The Nigerian government has requested a court sitting in Milan, Italy to order oil supermajors, Shell and Eni, to pay the sum of $1.092 billion as an immediate advance payment for damages in the Malabu oil scandal regarded as one of the oil industry’s biggest-ever corruption scandals, Reuters reported on Wednesday.

During a hearing on Wednesday into alleged corruption involving Shell and Eni’s 2011 acquisition of the Oil Prospecting Lease (OPL) 245 field, lawyer for the Nigerian government, Lucio Lucia, demanded a guilty verdict and an advance payment, ahead of any larger damages package set by a court at a later date.

The lawyer did not disclose the amount Nigeria was generally seeking as damages but mentioned the deal, which has been the subject of a prolonged litigation, had denied Nigeria of “profit oil,” going further to say “these are massive amounts.”

Lucia said that when calculated under two different scenarios, the profit that had been lost amounted to $4.5 billion and $5.9 billion respectively.

The long-standing bribery lawsuit involves the purchase of the OPL 245 offshore field, situated about 150 kilometres off the Niger-Delta, for around $1.3 billion from Malabu, a firm owned by Nigeria’s one-time minister of oil, Dan Etete.

Prosecutors claim roughly $1.1 billion of that sum was transferred to middlemen and politicians and half of it Mr Etete himself.

According to Shell, the 2011 pact was a settlement of an enduring case after the block was previously allocated to Malabu and Shell by the Nigerian government.

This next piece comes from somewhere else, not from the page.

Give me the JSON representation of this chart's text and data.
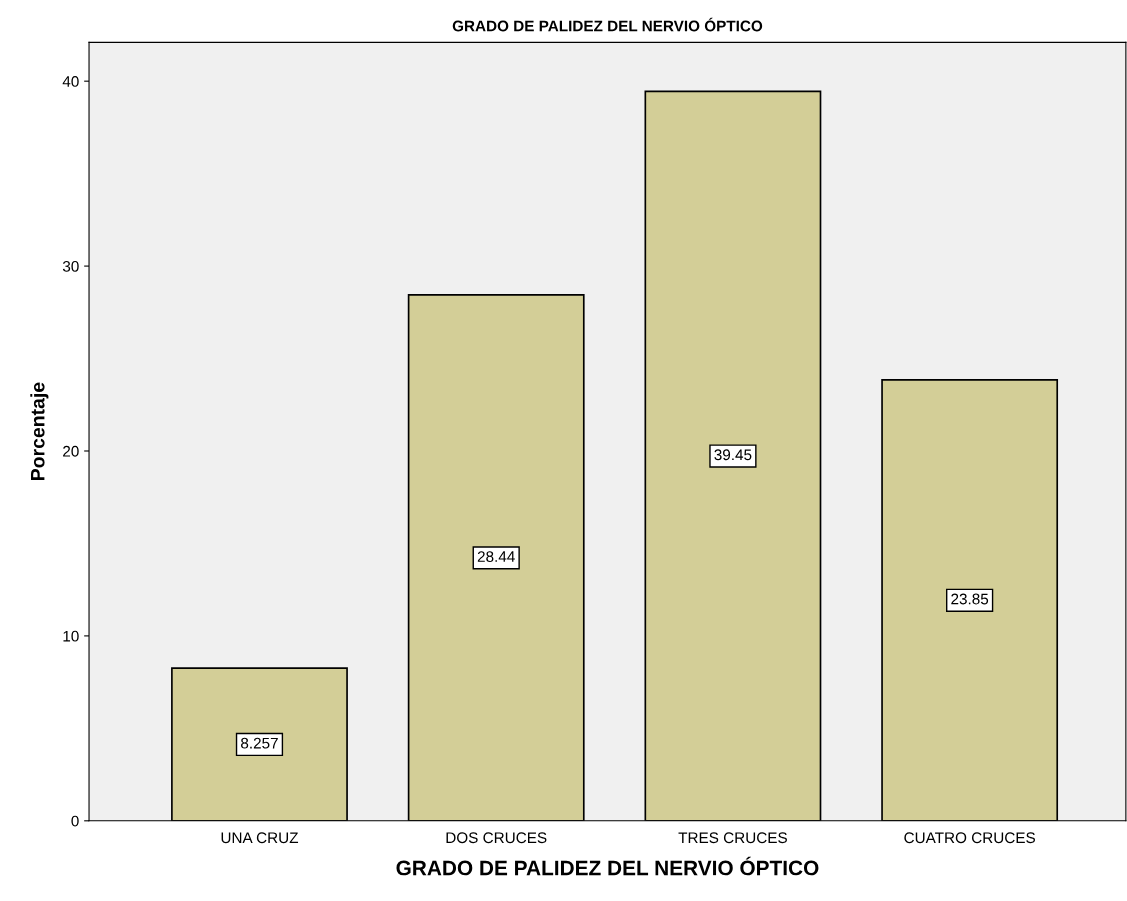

Etete, Shell, Eni and the managers accused in the Milan court case including Eni’s chief, Claudio Descalzi, have all claimed innocence of any wrongdoing.

In a statement on Wednesday, Eni said the acquisition price for OPL 245 was “congruous and reasonable” given the field’s worth and investment required to bring it into production.

Prosecutors in July asked for Shell and Eni to be fined and some of their former and present executives, including Descalzi, to be jailed.

Similarly, they demanded the seizure of a total of $1.092 billion from all the defendants in the case, equal to the bribes said to have been paid.

Attention will now shift to the next trial in the hearing, timed to hold on 21st September, when the defence is expected to present its case.